L'antiquaire

de Henri Bosco (1954)

Synopsis

Moyenne

-

0 vote

-

L’aventure d’Alexandre Baroudiel nait et se développe dramatiquement en des lieux divers: Marseille, une petite ville de Provence, l’Afrique, le désert. L’âme a plus d’un côté: il faut pour l’éclairer des prises de vues différentes. Si l’on veut en tirer quelques secrets, personnages et événements doivent changer. De là ce déplacement dans l’espace d’une aventure , qui garde cependant partout son unité: le héros Baroudiel. Le drame où il est engagé, c’est celui de sa propre connaissance. Il y entre fatalement, parce que sa faculté éminente, c’est l’aptitude à connaître toutes choses. Et il en abuse. Or le mal vient de cet abus. Pour s’en défendre, Baroudiel tombe volontairement dans l’abus contraire. L’une et l’autre expérience ne peuvent que le conduire à une impasse et au désespoir. Incapable de remonter jusqu’au chemin des crêtes où se composent les contradictions où nous tentons normalement de vivre, il cherche un refuge. Il n'en reste qu’un.
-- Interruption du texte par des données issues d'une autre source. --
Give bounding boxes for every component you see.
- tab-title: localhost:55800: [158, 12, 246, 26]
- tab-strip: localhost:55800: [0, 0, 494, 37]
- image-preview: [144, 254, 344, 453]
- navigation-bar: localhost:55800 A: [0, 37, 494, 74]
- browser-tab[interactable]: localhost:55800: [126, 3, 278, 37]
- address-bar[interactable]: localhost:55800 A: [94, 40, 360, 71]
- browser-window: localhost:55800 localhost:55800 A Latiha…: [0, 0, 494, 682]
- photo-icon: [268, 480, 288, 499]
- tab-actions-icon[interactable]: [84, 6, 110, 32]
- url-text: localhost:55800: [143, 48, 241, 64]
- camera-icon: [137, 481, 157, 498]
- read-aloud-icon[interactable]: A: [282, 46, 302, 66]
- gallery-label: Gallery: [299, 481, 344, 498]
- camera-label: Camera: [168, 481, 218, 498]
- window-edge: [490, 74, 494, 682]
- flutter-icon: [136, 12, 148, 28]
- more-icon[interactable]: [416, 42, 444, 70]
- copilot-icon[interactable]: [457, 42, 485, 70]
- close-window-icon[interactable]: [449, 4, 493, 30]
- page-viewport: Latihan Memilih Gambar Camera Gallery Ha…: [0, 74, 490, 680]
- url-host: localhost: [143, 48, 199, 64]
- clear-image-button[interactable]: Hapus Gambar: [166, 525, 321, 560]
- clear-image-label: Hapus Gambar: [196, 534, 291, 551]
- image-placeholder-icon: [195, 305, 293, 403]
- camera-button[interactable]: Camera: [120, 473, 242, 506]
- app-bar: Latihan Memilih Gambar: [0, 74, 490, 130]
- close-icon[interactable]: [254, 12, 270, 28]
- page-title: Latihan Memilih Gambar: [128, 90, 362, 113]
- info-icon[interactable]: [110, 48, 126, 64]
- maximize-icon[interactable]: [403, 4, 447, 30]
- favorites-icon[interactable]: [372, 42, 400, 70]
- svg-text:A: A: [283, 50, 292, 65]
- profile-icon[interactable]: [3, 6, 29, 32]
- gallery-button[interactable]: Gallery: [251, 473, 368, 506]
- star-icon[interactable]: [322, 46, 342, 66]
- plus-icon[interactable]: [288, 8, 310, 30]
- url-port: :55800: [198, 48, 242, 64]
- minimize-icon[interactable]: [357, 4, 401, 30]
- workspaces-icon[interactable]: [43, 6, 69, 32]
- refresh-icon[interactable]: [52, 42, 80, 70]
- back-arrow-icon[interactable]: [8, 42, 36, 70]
Il s’y retire et y disparaît, du moins aux yeux de ce monde… Son drame est donc celui de l’équilibre. L'âme est toujours instable entre le mental pur et l’irrationnel . Elle passe d’un excès à l’autre. Excès de pensée qui la réduit à la sécheresse et au désespoir, excès d’irrationnel qui la fond aux forces aveugles du monde et l’anéantit. A trop de conscience claire répond l’inconscience noire. A la lucidité extrême, la cécité de l’être. Mais n’existe-t'il pas une autre voie ? C’est ce que croit finalement Baroudiel. Et il y entre. Réaliser, c’est l’unique moyen de connaître. Mais ici, il ne s’agit plus d’expérience. Il s’agit, dès le seuil, d’un don de soi entier et définitif. Nouveau drame, dont il ne sera rien dit parce que là commence le mystère incommunicable. Tel ce récit. Le problème posé ne s’y développe pas par la seule analyse abstraite des états de l'âme . Ce sont des événements nombreux, matériels, des conflits tragiques, des tableaux , qui traduisent sans cesse la pensée et les sentiments douloureux sur lesquels repose une action dont il n’est pas un personnage qui ne soit agité d’une passion violente. On y vit avec véhémence, on y frappe, on y meurt.

1 édition pour ce livre

1954 Editions Folio

Française Langue française | 539 pages

D'autres livres dans ce genre

Aucune chronique pour ce livre

En vous inscrivant à Livraddict, vous pourrez partager vos chroniques de blog dans cette zone ! M'inscrire !

0 commentaire

En vous inscrivant à Livraddict, vous pourrez commenter ce livre. M'inscrire !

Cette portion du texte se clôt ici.